In 1992, Maryland expanded the Financial Institutions section of the Maryland Code. See Md. Code Ann., Fin. Inst. § 1-204 (2012).This addition was intended to reverse the common law treatment governing “Totten” trusts and other accounts held by financial institutions. The Floor Report for the bill, H.D. 1119 (Md. 1992), summarizes the new legislation:
“This bill makes a number of changes to the multiple-party account law.
1. Clarifies that the accounts affected by the law are checking, savings, and share draft accounts as well as time deposits (including CDs). This clarifies that the law applies to CDS.
2. Clarifies that a multi-party accounts (MPTs) may not be established in the name of corporations and charitable or civic organizations. The bill repeals language that the account established on behalf of the charitable or civic organization must be established by an agent or trustee of that organization.
3. States that MPTs do not include accounts set up on behalf of a minor under the Maryland Uniform Transfers to Minors Act and the provisions dealing with the recovery by minors in tort actions.
4. Provides that the designation of a person as a “convenience person” is a durable power of attorney and that the designation is not affected by the disability of the parties to the account.
5. Currently, an MPT will be subject to the MPT law if the account is used after a notice is given that the law changed on October 1, 1993 and that the law will affect the rights of the parties. The bill clarifies that “use” of the account means any activity in the account or any information on file with the depositary institution.
6. Provides that, instead of being required to comply with the current requirement that the account parties be given a copy of the account agreement, the bill allows the depositary institution to instead provide a notice identifying the type of account, the survivorship rights of the parties, and how the parties can obtain a copy of the agreement.
7. Provides that written materials may be deemed given to the parties if delivered in person or mailed to the parties. Also provides that the written materials may be sent as part of the statement.
8. Allows for a “convenience person” to be designated on an account that is not a MPT.
9. States that a garnishment against property held by a financial institution in P.O.D. accounts or trust accounts that are MPTs is not valid unless all the parties are judgment debtors.”
Section 1-204 was meant to eliminate disputes as to whether various arrangements were convenience accounts or whether those arrangements were to be governed by title. Essentially, § 1-204 establishes a presumption that these accounts will be governed by title. It requires that financial institutions comply with the statute for every multiple party account established on or after October 1, 1993. This statute authorizes: (i) a “POD” account (pay-on-death account); (ii) a joint account (meaning, as understood at common law, survivorship); (iii) a trust account (created by the account agreement and where none of the beneficiaries are trustee); (iv) or a power of attorney account where there is a designation of a person as a convenience person on the account.
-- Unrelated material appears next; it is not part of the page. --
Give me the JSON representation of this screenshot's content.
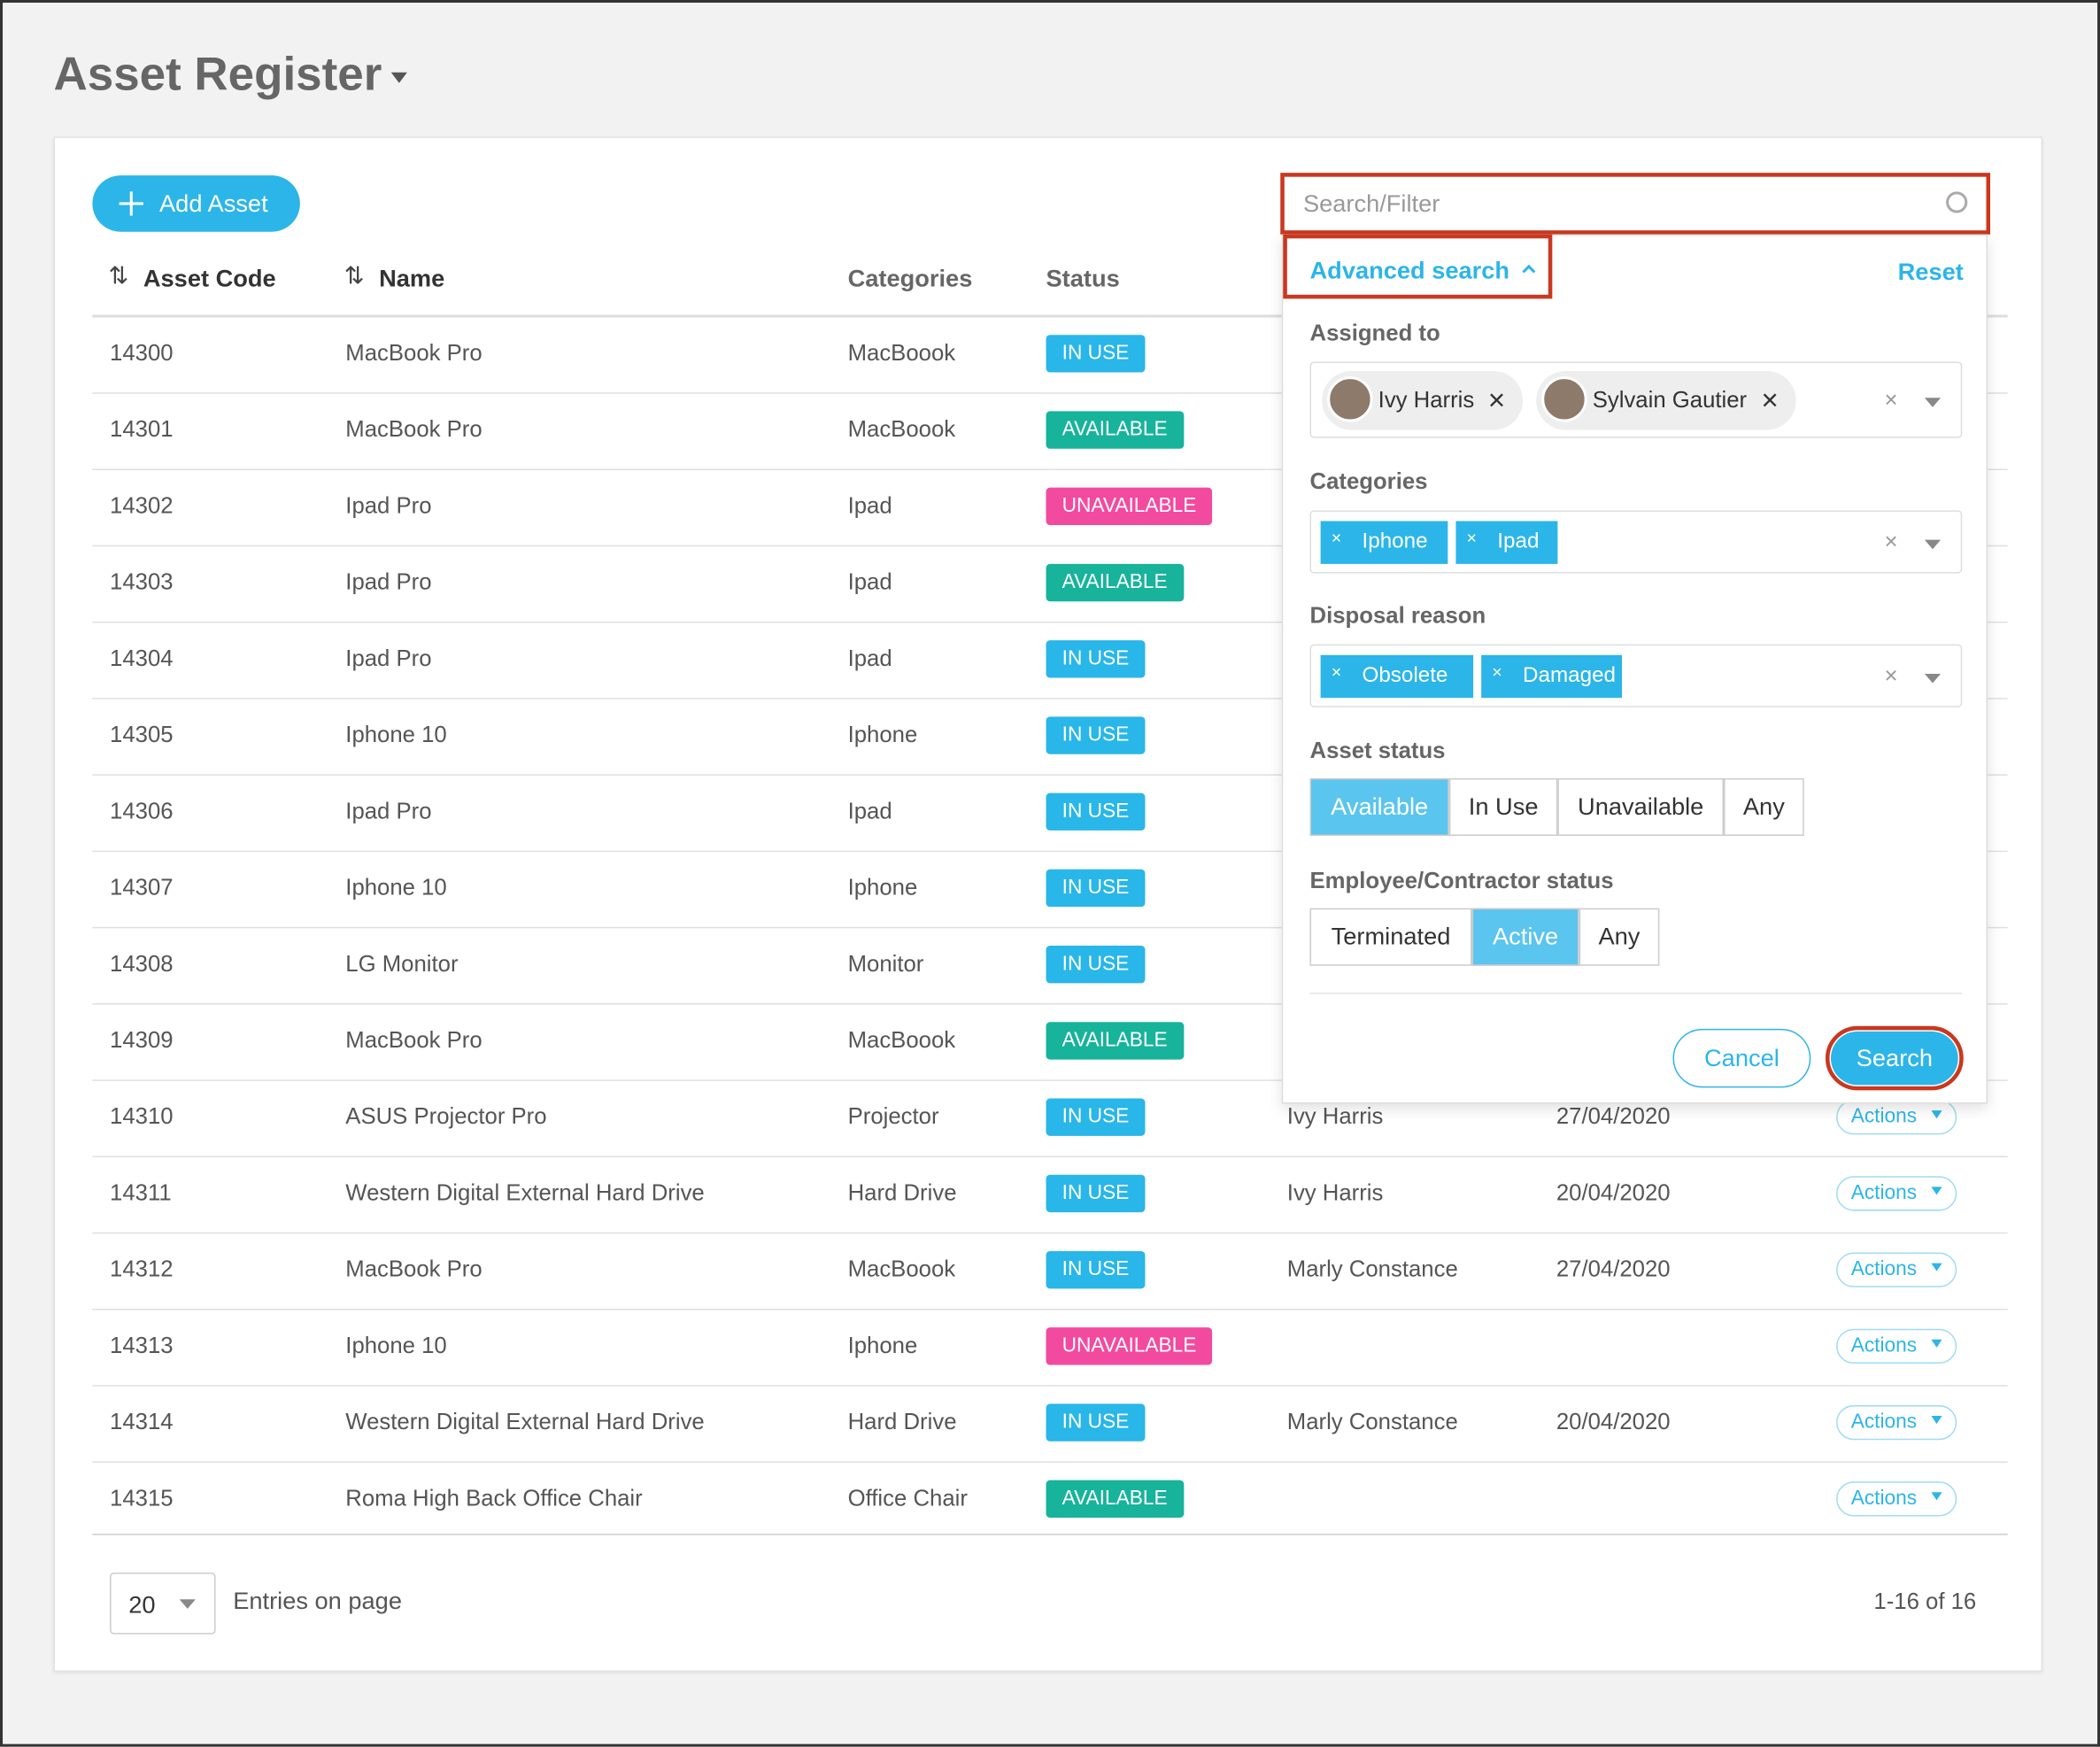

The purpose of the statute is to remove ambiguity as to the nature of the accounts. Therefore, “unless the account agreement expressly provides otherwise, upon the death of the last party to a multiple account, any funds remaining in the account shall belong” to the person entitled to those funds under the account agreement. § 1-204. If the account agreement does not expressly establish the right to funds to a certain person at the death of the party, or if there is no account agreement, any funds in the account upon the death of a party shall belong to the surviving party or parties. The presumptive correctness of the account agreements is not a per se bar to continued litigation. Issues remain concerning whether the account was established ab initio as a product of fraud, undue influence, or for any other reason that would cause the account to be set aside by a court. This legislation is specifically purposed to end litigation as to how the decedent meant the account to operate.
In Stanley v. Stanley, 175 Md. App. 246, 927 A.2d 246 (2007), the Court held that at the death of the creator of the multi-party account, the funds go equally to the joint owners. In that case, three of four surviving parties to the account closed the account, effectively shutting out the fourth owner. The Court of Appeals held that at the death of the creator of the account, the survivorship aspect of the account trumps the ability of the others to withdraw.
Accounts established before October 1, 1993 may also be subject to the terms of § 1-204 if: 1) the depository institution gave written notice of the law changes and how the parties’ rights may be affected; and 2) if after notice there was activity in the account, a written communication to the depositor about the changes, or some similar sign approving that the account be governed by § 1-204.